Ergün Sülek Amaçla işlev farklı şeyler. Amaç terimi, bilinçli bir tasarımı da çağrıştırıyor. Elbette sindirim sisteminin temel işlevinin değişmesi pek mümkün değil, ama mesela otçul canlıların uzun vadede etçil torunları olabiliyor (veya tersi). Dört ayaklı memelilere bakıp, "ön bacakların varlık amacı tırmanmaktır/yürümektir" veya "cinselliğin varlık amacı üremektir" denemeyeceğini kasdettim. O anki temel işlevi odur, ikincil kullanımları başkadır; zamanla değişebilir. Yani amaç teriminin yorumlanmasıyla ilgili bir mesele; temelde çok farklı şeyler söylemiyoruz. Ben uzun vadeli değişimleri de hesaba katıyorum. İkinci kısımda da benzer bir statik amaç/dinamik işlev ayrımı var. Üremenin "amacı", yeni ve tercihen sağlıklı nesillerin ortaya çıkmasıdır, diye düşünülebilir.
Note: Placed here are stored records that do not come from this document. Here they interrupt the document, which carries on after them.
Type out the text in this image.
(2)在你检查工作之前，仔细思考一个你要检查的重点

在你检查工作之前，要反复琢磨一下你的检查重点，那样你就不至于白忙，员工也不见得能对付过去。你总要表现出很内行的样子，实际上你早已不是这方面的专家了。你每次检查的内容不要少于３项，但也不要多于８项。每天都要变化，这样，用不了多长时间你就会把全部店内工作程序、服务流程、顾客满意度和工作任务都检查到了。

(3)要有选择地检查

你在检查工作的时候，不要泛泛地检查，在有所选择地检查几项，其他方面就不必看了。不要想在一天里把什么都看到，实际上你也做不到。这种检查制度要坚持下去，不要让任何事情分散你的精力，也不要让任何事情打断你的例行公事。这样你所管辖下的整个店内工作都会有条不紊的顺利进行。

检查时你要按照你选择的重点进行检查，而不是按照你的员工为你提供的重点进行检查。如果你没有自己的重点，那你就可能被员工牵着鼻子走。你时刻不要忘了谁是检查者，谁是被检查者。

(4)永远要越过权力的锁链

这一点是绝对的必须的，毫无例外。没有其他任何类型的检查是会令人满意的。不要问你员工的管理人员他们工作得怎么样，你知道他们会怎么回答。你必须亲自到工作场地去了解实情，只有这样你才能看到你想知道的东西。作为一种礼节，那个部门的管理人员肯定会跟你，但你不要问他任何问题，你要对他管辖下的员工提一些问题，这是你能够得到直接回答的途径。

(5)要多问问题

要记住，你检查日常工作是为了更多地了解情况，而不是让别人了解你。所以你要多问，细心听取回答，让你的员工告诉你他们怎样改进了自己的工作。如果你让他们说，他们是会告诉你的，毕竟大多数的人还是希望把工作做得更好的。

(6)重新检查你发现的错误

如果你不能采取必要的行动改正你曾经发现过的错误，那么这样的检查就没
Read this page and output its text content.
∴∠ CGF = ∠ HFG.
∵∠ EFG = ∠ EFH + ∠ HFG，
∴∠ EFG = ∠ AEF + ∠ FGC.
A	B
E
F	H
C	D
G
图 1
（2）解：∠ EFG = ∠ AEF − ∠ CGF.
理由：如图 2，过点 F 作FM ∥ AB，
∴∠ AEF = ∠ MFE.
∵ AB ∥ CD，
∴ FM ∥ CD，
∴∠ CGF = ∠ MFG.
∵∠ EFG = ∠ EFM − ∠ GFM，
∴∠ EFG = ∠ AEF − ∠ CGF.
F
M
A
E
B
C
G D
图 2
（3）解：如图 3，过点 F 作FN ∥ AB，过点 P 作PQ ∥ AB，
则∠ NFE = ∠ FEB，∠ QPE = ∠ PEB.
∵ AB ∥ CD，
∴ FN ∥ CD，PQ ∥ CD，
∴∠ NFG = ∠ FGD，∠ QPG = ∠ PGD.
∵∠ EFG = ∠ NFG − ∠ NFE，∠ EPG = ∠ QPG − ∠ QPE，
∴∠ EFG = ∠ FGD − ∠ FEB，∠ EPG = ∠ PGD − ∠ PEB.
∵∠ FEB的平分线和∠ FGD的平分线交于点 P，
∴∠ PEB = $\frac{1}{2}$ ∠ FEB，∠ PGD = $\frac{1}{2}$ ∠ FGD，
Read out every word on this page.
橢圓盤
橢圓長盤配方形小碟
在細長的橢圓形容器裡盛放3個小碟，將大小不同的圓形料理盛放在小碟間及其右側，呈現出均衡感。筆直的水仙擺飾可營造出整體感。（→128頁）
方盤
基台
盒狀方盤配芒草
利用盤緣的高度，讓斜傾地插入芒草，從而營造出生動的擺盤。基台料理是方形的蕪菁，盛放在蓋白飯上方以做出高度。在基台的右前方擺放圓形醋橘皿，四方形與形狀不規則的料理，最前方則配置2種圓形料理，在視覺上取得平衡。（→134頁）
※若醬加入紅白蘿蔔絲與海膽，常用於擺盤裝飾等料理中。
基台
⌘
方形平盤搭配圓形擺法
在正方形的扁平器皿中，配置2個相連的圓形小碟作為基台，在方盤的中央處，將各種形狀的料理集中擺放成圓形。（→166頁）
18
Lakin, doğa bize "illa şöyle yap" demiyor, hatta "yap" bile demiyor... "kolaysa başka türlü yap" veya "yapmazsan yok olursun" şeklinde meydan da okuyor bir anlamda. Eşeyli üremek, karmaşık canlılar arasında yaygın bir yöntem; kolaysa kendini partenogenez ile klonla. Yapan canlılar var. Hatta ensest üreme ile çok saflaştırılmış ve çevresine mükemmel şekilde adapte olmuş, hastalık ve zayıflıklardan arındırılmış bir genetiğe sahip bir yabanarısı türünden bahsedildiğini hatırlıyorum (koşullar değiştiğinde muhtemelen başı belaya girecek). Canlıların uyguladığı stratejilerin hayatta kalma, sosyal istikrar gibi çeşitli seviyelerde değerleri var. Eğer bir değerler veya ahlak sistemi oluşturacaksanız, bunlardan feyz almak mümkün, ancak hem hayattaki dinamizmi hesaba katmak, hem de bir alandaki kuralları olduğu gibi diğer alana taşımamak gerekiyor (örn. Doğada acımasız rekabet var, o zaman toplum da öyle olmalı).